Faroudja Enterprises’ technology gives content providers either a bit rate reduction with the same perceived image quality as the original, or the ability to increase image quality while retaining the original’s bit rate. In either case, compression artifacts are significantly reduced. A company rep says significant results have already been achieved: five patents have been granted, with more in the works. The processing is suited to a wide range of video, from teleconferencing and videophones to SD, HD and UHD/4K applications.

In an online discussion, Faroudja engineers explain that the efficiency of digital video compression systems often can be improved through the use of Faroudja pre-processing (prior to compression) and post-processing (after-compression decoding). The workflow includes the use of a support layer in parallel with the conventional compression path (see diagram). The Faroudja scheme complements conventional compression standards (MPEG-2, MPEG-4, H.264, VP9 and HEVC) and does not require modification to the standard codec.

Results are accomplished, the engineers continue, through the Faroudja support layer, which helps provide full-resolution video at reduced bit rates. It can further be configured as a transcoder to help convert video between existing compression formats, such as MPEG-2 and H.264, to and from Faroudja’s support layer format to save bandwidth, bit rate, or file size in the cloud without sacrificing image quality.

“Demand for video bandwidth is doubling every three years, yet network compression schemes’ efficiency doubles every 10 years,” says Yves Faroudja. “It is clear that a fundamental change must be made in how networks operate. Our new technology provides a solution for this today, easily integrates into existing systems, and is fully compatible with future compression schemes” such as HEVC, VP9 and others.

Mimicking the Human Visual System

Cinova’s Crunch software is applied to compressed files, making real-time results possible.

Cinova, located in Mountain View, Calif., also aims to improve current encoding schemes by working with files after they have been compressed. The company was founded three years ago by Dr. Anurag Mendhekar, now CEO, who worked previously at the Xerox PARC technology think tank and Yahoo. Cinova uses a proprietary technique it calls “Perception Optimized Processing” (POP) as the basis for a software product called Crunch.

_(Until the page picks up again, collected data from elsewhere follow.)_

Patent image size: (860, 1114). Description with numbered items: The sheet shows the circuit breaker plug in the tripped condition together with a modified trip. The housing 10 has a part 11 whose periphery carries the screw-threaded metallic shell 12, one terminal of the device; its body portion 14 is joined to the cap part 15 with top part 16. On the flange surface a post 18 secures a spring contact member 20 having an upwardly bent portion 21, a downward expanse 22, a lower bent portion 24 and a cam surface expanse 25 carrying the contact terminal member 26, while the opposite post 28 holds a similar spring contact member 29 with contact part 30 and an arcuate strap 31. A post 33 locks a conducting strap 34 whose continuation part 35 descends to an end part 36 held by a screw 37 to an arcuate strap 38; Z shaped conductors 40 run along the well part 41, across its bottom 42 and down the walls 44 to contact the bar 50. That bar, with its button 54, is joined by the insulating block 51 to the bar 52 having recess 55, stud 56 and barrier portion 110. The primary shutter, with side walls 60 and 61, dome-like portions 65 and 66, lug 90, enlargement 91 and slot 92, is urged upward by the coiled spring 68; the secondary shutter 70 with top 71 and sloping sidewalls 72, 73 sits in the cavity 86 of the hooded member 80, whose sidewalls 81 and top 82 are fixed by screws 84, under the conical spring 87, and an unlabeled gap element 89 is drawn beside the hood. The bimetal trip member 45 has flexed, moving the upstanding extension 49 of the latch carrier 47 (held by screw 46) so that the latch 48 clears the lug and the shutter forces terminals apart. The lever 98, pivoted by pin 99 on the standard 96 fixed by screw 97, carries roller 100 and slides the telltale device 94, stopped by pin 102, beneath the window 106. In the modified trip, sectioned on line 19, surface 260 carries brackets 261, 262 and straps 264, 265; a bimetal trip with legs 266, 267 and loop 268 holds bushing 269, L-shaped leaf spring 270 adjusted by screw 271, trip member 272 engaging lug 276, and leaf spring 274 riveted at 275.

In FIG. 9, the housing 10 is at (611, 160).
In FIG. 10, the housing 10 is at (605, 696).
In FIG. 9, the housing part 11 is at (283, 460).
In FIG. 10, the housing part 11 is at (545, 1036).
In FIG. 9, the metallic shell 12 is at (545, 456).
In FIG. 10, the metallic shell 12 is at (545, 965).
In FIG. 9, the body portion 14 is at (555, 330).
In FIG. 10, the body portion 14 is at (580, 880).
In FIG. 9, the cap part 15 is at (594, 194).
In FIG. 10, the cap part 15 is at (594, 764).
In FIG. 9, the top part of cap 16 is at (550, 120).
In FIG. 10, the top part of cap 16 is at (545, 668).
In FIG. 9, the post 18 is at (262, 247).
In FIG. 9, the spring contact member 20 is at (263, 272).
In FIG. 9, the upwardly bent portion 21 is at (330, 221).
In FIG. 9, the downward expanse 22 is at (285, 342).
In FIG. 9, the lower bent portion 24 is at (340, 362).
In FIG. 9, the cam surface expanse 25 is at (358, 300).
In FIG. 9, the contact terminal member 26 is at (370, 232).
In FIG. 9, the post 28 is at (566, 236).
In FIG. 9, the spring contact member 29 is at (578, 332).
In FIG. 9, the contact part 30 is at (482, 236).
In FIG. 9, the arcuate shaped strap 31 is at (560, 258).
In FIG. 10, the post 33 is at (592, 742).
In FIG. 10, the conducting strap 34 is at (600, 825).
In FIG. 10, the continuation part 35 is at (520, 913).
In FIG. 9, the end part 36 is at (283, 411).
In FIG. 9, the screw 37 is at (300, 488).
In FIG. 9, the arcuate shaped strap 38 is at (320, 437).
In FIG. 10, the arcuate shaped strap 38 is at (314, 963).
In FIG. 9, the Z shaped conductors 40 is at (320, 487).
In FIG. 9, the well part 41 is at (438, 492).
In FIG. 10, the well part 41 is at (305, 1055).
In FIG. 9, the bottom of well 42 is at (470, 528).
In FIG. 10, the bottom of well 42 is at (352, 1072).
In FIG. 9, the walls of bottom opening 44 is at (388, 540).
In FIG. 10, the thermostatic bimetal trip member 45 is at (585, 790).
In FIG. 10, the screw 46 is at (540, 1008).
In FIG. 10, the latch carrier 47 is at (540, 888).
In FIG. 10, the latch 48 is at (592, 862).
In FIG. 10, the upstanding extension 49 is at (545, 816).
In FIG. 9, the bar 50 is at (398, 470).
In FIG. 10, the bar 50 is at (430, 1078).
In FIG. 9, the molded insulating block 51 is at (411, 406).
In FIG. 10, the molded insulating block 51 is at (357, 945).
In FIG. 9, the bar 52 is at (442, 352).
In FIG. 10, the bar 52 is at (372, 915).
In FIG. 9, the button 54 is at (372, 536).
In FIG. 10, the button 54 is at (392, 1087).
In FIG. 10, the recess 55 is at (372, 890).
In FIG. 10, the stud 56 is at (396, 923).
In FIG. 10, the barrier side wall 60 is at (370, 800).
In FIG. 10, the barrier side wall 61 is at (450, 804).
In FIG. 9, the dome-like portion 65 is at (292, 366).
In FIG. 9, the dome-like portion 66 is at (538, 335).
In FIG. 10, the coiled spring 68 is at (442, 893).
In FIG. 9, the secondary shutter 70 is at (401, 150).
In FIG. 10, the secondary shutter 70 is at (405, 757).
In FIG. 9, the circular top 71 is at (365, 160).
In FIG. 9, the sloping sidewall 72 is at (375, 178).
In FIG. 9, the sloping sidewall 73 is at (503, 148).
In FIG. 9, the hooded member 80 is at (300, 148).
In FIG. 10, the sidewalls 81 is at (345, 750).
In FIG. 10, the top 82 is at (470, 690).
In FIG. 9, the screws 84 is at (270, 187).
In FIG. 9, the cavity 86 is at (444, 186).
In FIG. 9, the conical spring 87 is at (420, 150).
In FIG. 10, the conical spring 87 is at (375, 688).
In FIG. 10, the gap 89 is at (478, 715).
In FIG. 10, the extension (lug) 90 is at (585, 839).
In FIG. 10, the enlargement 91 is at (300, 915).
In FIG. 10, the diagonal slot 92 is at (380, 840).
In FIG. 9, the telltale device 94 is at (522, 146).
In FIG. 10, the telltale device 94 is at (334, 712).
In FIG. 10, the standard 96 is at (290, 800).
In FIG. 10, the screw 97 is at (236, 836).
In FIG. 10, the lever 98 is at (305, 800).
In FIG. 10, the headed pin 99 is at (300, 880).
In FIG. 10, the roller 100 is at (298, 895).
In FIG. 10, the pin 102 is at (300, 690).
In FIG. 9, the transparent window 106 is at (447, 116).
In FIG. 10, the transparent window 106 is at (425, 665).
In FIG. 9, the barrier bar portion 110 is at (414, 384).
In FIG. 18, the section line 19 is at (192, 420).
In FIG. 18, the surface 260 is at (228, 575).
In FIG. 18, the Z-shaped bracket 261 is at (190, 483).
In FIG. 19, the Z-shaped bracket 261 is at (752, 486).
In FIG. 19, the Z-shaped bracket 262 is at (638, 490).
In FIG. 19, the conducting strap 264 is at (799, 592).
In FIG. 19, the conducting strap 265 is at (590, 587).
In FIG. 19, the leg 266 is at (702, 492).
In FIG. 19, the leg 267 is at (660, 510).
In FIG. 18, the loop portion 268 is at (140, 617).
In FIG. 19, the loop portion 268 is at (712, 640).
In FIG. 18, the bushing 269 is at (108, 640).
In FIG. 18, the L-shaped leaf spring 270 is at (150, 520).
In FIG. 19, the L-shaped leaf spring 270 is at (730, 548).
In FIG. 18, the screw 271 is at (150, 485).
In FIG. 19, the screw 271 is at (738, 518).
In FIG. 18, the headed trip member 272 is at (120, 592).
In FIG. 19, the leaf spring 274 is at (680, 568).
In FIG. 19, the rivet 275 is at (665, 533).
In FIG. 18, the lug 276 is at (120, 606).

Mendhekar says his team has devised a set of parameters that describe the human visual system. In POP, these parameters are applied to every macroblock of every frame of an encoded video. From the results, Crunch can compute a visual sensitivity index. Based on that index, the user settings dictate how aggressively (or not) to transform that macroblock. By eliminating only data that the human eye can’t detect, Crunch reduces the size of the video stream without compromising visual quality.

The result is either the same visual quality at a lower bit rate (less bandwidth) or higher quality in the same target bit rate. Mendhekar claims an overall bandwidth saving of 20 to 50 percent.

“We came at it from the angle that videos are viewed by human beings, so let’s take a more explicitly human visual systems-based approach,” Mendhekar says. “What we’ve come up with are parameters that we feel accurately describe the human visual system. We reduce bit rates by up to 50 percent and we guarantee not to negatively harm a frame of video. If I wanted to increase the savings even more, I could say, ‘Let’s adjust the video quality to get where you need to be in terms of bit rate.’

“If a content provider wants to set 6 Mb/s as a house format, there’s probably a dozen different parameters on their encoders to get to that 6 Mb/s,” he continues. “If they know that Crunch is coming after the encoder, they may reset the operating parameters on the encoder to a higher bit rate, knowing they’ll get the bandwidth savings at the other end with Crunch. This ensures good picture quality.”

“We think HEVC, and its promised 50 percent bandwidth reduction, will take at least five years to be widely adopted,” Mendhekar says. “We’re delivering that kind of result today. Instead of ripping out your H.264 encoders, Cinova’s technology can give you the 20 to 50 percent promised with HEVC today, without changing out your infrastructure.”